/epidemioloviz

A totally amateur attempt to model the spread of a virus with JavaScript

Primary LanguageHTML

epidemioloviz

Modelling epidemics must be really hard

Inspired by this really nicely done piece in the Washington Post on "Why outbreaks like coronavirus spread exponentially, and how to flatten the curve” (https://www.washingtonpost.com/graphics/2020/world/corona-simulator/), I thought I'd have a go at doing something similar, more for fun than anything else, but my attempt to model the spread of a virus with JavaScript turned out, like a lot of those things where you start out thinking "yeah, I could have a go at that", to be a lot more difficult than I thought, and just served to re-enforce what I really already knew, which is that doing this sort of thing properly must be really really hard.

Anyway, this is as far as I got and below there are a few things I thought about while I was doing it.

How it works

Essentially, there are a bunch of little (5px) "people-divs" which are distributed randomly and animated to move inside a "container-div". 1 person has the class "infected" at the start of the animation and if any of the other people-divs come within 4px of the infected person they too get the class "infected" and so on. There are a few global settings like the number_of_people (300) and the animation_duration (10 secs) which are set at the start.

I then added a very simple chart to show the infections curve and display the total infected and added a couple of ways to try and affect the rate of infection: Not moving (with the class .isolated) or continuing to move (with the class .distancing) - these can be changed with a dropdown by the user. Isolation and distancing people can't be infected.

So, what did I learn?

I'm not a very sophisticated programmer, so I accept I'll be doing all sorts of stuff wrong on that side of things, but, more interestingly there's some stuff I think I found out on a more general level.

  1. Modelling how things (or people) move is not straight-forward:

I tried a few things for the animation of the people divs before settling on setting x and y "movement" variables for each person-div of -1, 0 or 1 and then adding these for each step of the animation. The result is that the people "choose" a direction (N, NE, E, SE, S, SW, W or NW), which they move in until either they bump into one of the walls of the "container" or every 750 milliseconds the setMovement function randomly changes everyones direction.

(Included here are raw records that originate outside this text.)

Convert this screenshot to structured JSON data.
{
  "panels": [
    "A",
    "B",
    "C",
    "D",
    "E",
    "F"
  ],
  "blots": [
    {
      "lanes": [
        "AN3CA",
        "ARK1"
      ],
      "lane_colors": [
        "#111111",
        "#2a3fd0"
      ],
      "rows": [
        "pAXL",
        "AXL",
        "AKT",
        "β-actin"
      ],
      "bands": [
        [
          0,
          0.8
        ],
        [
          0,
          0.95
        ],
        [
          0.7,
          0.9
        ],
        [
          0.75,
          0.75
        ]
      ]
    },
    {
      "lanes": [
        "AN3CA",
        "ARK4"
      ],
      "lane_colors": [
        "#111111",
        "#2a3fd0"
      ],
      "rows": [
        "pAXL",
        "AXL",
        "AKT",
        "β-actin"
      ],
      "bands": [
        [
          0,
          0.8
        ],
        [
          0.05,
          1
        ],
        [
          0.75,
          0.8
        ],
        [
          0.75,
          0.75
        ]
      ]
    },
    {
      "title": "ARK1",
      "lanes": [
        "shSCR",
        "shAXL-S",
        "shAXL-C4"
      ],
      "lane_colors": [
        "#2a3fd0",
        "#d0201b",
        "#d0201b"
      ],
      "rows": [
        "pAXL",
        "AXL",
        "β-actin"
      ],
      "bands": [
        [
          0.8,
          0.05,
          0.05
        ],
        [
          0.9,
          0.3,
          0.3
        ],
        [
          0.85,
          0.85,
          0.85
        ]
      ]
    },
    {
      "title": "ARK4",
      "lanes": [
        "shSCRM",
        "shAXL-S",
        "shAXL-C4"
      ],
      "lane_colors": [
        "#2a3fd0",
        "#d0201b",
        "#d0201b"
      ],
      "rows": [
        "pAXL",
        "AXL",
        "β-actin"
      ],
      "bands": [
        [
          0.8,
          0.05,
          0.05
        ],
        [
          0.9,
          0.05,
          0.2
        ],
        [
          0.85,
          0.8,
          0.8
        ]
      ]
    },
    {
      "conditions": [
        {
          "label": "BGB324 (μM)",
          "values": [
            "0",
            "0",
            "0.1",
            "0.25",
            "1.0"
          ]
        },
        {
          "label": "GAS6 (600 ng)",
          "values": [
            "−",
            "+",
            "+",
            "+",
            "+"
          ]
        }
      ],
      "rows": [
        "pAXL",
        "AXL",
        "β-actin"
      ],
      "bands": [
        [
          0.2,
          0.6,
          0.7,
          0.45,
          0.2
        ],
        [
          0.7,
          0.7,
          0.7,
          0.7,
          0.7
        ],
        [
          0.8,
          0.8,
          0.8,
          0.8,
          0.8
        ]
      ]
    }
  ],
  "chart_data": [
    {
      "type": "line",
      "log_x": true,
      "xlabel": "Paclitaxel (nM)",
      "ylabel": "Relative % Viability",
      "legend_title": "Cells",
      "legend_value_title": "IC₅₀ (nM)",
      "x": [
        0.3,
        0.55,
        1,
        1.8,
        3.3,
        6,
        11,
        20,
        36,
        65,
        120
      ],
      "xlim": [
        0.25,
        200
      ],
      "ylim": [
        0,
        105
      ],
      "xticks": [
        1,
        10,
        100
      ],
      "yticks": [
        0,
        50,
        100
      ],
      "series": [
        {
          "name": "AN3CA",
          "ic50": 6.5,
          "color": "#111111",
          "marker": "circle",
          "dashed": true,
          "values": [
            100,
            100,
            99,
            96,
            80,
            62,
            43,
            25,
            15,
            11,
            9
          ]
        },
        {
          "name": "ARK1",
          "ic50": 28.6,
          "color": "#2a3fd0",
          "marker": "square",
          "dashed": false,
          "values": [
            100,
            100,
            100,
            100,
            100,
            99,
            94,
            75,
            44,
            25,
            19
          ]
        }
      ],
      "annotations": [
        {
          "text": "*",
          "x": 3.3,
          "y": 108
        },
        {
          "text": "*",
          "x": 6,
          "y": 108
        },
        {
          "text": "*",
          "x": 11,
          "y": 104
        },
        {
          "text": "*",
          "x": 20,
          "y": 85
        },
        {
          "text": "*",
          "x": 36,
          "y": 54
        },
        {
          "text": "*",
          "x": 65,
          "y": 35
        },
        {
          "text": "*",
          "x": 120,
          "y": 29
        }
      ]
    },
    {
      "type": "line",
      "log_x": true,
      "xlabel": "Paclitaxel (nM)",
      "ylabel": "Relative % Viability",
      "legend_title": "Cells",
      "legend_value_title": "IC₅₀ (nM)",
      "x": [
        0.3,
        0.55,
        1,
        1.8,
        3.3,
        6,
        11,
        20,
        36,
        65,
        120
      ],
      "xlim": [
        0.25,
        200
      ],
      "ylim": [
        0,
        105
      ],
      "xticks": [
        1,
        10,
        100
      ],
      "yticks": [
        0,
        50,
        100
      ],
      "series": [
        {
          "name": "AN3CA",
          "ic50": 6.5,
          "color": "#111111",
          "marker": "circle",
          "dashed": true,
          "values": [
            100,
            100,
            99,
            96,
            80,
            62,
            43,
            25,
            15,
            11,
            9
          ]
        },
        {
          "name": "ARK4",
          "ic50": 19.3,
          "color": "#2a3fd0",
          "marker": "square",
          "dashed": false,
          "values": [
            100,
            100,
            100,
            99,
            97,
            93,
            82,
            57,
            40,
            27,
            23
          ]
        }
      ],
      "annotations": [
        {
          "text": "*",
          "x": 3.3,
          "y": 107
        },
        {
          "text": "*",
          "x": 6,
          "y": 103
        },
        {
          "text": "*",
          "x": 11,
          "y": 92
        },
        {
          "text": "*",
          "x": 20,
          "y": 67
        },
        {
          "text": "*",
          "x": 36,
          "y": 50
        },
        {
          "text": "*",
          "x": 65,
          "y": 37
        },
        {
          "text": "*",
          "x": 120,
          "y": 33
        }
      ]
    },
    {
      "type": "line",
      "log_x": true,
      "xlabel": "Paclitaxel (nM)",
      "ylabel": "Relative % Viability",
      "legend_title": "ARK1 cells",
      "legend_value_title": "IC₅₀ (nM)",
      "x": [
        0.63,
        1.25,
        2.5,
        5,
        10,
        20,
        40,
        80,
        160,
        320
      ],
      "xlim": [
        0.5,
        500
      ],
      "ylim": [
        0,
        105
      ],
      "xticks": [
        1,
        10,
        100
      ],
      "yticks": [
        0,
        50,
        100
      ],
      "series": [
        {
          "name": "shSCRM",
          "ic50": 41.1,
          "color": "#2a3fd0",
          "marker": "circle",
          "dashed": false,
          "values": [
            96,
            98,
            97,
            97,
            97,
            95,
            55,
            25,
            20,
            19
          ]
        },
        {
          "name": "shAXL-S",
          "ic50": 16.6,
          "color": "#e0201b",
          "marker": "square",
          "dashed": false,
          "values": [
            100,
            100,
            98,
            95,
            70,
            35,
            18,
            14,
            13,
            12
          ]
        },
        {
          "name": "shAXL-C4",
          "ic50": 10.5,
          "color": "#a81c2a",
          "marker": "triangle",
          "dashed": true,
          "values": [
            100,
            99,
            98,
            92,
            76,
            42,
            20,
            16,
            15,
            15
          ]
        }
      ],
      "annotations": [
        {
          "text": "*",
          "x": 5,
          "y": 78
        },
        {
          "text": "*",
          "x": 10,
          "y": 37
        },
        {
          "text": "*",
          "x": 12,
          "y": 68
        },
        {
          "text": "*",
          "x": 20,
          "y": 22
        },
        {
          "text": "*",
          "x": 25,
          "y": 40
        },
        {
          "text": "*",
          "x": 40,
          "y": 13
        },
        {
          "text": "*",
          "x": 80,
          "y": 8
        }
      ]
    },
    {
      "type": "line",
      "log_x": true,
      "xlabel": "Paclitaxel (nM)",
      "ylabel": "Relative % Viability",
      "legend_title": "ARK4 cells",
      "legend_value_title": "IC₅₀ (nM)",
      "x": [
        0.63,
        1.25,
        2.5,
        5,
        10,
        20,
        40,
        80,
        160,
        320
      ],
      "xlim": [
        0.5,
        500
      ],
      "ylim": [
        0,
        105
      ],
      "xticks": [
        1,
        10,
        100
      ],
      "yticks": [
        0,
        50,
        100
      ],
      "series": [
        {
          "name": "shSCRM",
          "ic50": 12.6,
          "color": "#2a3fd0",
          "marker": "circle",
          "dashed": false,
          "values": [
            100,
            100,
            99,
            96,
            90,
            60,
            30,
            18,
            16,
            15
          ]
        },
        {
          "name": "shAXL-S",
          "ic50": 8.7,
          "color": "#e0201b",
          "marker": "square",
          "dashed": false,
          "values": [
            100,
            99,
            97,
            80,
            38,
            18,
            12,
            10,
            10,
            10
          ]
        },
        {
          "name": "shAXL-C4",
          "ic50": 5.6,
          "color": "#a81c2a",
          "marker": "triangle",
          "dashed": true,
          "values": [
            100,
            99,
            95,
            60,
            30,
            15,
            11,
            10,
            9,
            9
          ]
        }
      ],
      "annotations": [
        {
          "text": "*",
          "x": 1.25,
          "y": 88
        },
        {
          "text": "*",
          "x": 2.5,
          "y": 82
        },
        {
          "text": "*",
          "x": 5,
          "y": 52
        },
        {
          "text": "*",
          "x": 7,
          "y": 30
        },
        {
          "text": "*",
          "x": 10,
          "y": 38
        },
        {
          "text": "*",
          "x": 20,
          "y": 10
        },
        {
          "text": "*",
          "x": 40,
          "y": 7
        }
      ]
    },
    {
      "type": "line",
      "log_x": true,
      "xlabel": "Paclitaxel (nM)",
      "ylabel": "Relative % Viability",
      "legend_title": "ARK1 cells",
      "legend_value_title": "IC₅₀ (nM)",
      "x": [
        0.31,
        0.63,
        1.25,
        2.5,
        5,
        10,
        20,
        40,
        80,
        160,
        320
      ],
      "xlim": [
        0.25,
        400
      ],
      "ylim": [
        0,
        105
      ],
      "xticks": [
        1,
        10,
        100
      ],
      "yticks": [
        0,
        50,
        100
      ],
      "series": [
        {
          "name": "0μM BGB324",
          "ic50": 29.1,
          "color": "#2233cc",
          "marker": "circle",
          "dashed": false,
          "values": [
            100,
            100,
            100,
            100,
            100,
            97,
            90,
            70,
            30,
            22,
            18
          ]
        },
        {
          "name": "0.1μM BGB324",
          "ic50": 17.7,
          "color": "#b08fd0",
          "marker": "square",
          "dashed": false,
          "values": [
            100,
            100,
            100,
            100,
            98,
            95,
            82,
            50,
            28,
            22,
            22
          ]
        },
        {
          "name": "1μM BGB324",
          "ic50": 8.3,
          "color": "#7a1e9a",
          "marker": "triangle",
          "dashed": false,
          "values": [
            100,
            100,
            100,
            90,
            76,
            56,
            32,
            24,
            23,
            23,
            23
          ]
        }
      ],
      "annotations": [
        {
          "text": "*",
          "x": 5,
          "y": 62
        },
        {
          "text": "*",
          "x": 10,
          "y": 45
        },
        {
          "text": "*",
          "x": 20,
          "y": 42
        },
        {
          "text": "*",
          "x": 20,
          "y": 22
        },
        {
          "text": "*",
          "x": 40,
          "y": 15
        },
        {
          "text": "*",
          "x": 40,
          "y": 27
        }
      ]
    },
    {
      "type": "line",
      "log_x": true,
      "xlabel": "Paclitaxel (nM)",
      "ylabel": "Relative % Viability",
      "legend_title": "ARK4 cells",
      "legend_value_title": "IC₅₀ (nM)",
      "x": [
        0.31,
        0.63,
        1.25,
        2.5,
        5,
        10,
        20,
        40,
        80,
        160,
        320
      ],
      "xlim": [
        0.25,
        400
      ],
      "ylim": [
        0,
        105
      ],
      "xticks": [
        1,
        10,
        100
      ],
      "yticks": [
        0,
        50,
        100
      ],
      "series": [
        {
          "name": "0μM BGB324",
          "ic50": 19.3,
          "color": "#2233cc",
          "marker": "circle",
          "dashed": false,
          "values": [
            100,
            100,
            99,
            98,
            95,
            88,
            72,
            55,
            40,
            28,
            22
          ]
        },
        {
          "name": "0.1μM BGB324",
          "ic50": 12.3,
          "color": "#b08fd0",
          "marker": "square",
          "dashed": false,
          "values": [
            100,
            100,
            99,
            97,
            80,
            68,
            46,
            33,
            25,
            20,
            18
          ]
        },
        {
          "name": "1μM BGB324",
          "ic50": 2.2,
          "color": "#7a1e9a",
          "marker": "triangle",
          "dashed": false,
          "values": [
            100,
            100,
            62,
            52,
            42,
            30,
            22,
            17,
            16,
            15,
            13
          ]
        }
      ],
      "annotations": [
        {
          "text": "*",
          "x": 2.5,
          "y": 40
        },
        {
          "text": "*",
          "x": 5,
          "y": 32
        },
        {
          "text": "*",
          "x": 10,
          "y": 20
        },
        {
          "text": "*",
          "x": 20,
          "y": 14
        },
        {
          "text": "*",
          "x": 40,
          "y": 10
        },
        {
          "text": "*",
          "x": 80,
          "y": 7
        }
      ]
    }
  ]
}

Visually it looks ok when you run it, but, of course, this isn't how people move about at all and I'm guessing the whole premise for a good model for how a virus would spread in a population must be based on decent models of how people move. Another guess would be that how people move is virtually impossible to emulate with a simple function, so the best way to do this would be to get some actual data (from Google or Apple) and then base the model on that.

  1. The number of people infected varies a lot:

Without adding any of the measures like isolation and distancing that would protect the population, i.e. just running the programme repeatedly, can generate hugely different result from 100% infection in 10 secs to less than 50% - Once upon a time, I used to know something about standard deviation and variance, but that was long ago and now I'm not sure where one would start trying to work out what the spread of results "should" be in this scenario. But, what I understood was that under my (completely wrong) model of how people move about, chance played a significant role in whether or not half the people ended up infected or everyone did (a difference of 100%).

  1. Isolation and distancing required high levels of adherence before it mattered

As an extension of the previous two points, i.e the model for movement is wrong and the standard deviation of resulting infection is high, removing people from the risk of infection didn't really affect the curve for the remaining poeple until almost everyone was protected. I'm guessing this has something to do with the size of the "container" div - i.e. a change in the size of the available "safe" space in which people are moving is only increased by a tiny amount as each person protects themselves, so this needs to be a large number before the effect is noticable, particularly as chance plays a large role. Also, isolation and distancing in this programme are identical, so that distinction is a bit pointless here.

  1. More generally...

As I said, this stuff must be hard to do properly. That's the main take-away, so hats off to the professionals.

I may (or may not) plug away at this and add some stuff about imunity or mortality, but just as a fun programming challenge, because that's all this is.